Bertagnolio and colleagues concluded that their findings underscore the need to accelerate the approval and introduction of integrase inhibitors for younger populations. Although Isentress (raltegravir, Merck) is already approved for children aged at least 4 weeks, they noted that Tivicay (dolutegravir; DTG, ViiV Healthcare) is approved only for children aged older than 6 years.
“If approved for use in young children, DTG would have the added value of promoting harmonization with adult regimens, further simplifying the public heath approach to first-line ART,” the researchers wrote.

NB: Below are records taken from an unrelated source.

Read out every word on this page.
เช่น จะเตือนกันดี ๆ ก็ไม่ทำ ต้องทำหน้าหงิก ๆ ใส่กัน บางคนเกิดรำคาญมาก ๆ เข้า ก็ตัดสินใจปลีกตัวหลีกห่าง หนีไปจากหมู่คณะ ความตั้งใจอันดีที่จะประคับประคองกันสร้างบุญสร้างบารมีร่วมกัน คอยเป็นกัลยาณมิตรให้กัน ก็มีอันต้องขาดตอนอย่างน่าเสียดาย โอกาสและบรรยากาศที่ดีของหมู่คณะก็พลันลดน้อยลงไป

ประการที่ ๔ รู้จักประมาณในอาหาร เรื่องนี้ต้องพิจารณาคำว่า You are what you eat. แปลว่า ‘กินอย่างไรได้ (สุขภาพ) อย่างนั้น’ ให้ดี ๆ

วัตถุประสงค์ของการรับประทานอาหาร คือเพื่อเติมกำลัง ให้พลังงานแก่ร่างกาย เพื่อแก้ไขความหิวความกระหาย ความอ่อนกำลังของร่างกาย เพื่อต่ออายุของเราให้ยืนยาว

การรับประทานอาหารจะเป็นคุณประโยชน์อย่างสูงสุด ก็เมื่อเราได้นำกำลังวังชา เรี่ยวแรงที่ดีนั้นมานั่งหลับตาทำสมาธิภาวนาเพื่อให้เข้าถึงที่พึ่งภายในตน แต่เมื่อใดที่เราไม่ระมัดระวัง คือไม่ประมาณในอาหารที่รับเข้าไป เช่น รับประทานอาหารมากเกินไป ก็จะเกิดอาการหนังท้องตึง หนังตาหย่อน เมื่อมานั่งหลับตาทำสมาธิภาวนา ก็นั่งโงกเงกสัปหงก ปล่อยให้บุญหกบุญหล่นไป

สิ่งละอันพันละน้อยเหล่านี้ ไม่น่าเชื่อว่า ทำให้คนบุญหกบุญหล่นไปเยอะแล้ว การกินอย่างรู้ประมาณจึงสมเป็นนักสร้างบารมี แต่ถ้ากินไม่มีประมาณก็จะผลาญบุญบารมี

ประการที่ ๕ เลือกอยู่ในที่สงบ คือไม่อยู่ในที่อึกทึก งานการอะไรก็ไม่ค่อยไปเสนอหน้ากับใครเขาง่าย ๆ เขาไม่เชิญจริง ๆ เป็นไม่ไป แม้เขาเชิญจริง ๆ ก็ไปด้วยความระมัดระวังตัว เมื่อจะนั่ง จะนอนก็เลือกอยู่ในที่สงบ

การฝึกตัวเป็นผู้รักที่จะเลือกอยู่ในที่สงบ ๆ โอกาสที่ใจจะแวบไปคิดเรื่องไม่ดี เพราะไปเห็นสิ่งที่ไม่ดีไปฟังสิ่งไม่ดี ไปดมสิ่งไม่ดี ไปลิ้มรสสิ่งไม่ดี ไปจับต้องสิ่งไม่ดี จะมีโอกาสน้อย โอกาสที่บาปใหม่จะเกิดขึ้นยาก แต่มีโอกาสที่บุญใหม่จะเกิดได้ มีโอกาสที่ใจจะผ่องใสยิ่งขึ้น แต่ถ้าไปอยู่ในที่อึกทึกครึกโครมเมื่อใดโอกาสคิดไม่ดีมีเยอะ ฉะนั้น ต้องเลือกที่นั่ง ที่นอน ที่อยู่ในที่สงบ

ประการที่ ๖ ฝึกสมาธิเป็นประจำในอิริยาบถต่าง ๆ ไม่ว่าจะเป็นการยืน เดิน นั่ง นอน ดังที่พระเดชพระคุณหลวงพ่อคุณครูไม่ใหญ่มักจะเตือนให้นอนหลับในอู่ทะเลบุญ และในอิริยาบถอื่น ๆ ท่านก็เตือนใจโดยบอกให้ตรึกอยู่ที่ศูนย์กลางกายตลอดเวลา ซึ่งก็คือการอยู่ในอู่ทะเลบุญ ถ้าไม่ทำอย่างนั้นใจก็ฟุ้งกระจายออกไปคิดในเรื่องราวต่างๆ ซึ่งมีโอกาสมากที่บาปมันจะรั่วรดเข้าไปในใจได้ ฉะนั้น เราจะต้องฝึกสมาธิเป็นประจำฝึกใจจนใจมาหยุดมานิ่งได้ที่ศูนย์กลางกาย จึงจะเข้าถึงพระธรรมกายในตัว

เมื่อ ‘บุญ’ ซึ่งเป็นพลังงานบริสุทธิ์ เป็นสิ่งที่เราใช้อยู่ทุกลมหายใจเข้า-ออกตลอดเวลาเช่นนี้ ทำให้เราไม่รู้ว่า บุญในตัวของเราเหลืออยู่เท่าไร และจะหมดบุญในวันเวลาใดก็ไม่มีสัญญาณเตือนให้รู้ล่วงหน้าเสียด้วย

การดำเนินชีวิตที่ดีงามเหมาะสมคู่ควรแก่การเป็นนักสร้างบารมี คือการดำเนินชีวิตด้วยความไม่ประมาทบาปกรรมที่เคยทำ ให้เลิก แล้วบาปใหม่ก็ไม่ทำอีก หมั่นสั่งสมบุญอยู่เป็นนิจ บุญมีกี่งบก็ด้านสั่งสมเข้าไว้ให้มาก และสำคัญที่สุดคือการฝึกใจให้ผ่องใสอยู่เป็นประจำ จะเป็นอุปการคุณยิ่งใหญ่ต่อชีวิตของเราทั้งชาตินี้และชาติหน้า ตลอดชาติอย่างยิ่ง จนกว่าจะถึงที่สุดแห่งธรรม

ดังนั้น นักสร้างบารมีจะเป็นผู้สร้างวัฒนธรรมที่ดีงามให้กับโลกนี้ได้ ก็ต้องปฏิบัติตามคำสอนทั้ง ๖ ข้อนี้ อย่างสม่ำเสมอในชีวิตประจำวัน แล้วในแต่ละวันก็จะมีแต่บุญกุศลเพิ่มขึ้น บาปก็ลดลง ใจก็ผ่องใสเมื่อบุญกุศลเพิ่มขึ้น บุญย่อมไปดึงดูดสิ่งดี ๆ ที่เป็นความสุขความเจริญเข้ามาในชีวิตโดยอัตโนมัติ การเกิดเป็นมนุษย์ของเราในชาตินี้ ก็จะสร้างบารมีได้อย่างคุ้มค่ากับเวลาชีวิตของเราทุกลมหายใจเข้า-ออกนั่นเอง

During a teleconference last month, Bertagnolio and other health officials raised concerns about the recent rise in HIV drug resistance. According to a report co-authored by WHO, the CDC and the Global Fund to Fight AIDS, Tuberculosis and Malaria, six of 11 countries that have submitted surveys on pretreatment HIV drug resistance to WHO reported resistance rates of more than 10% to NNRTIs between 2014 and 2016. Bertagnolio said during the teleconference that NNRTI resistance levels of this magnitude in sub-Saharan Africa would lead to 135,000 deaths and 105,000 new infections over the next 5 years. In addition, it would cost an estimated $650 million for more expensive second-line therapies.
“WHO is taking the threat of HIV drug resistance very seriously because drug resistance impacts not only effective therapy at the individual level ... but also has impact at the population level,” she said. – by Stephanie Viguers and Gerard Gallagher
Disclosure: The researchers report no relevant financial disclosures.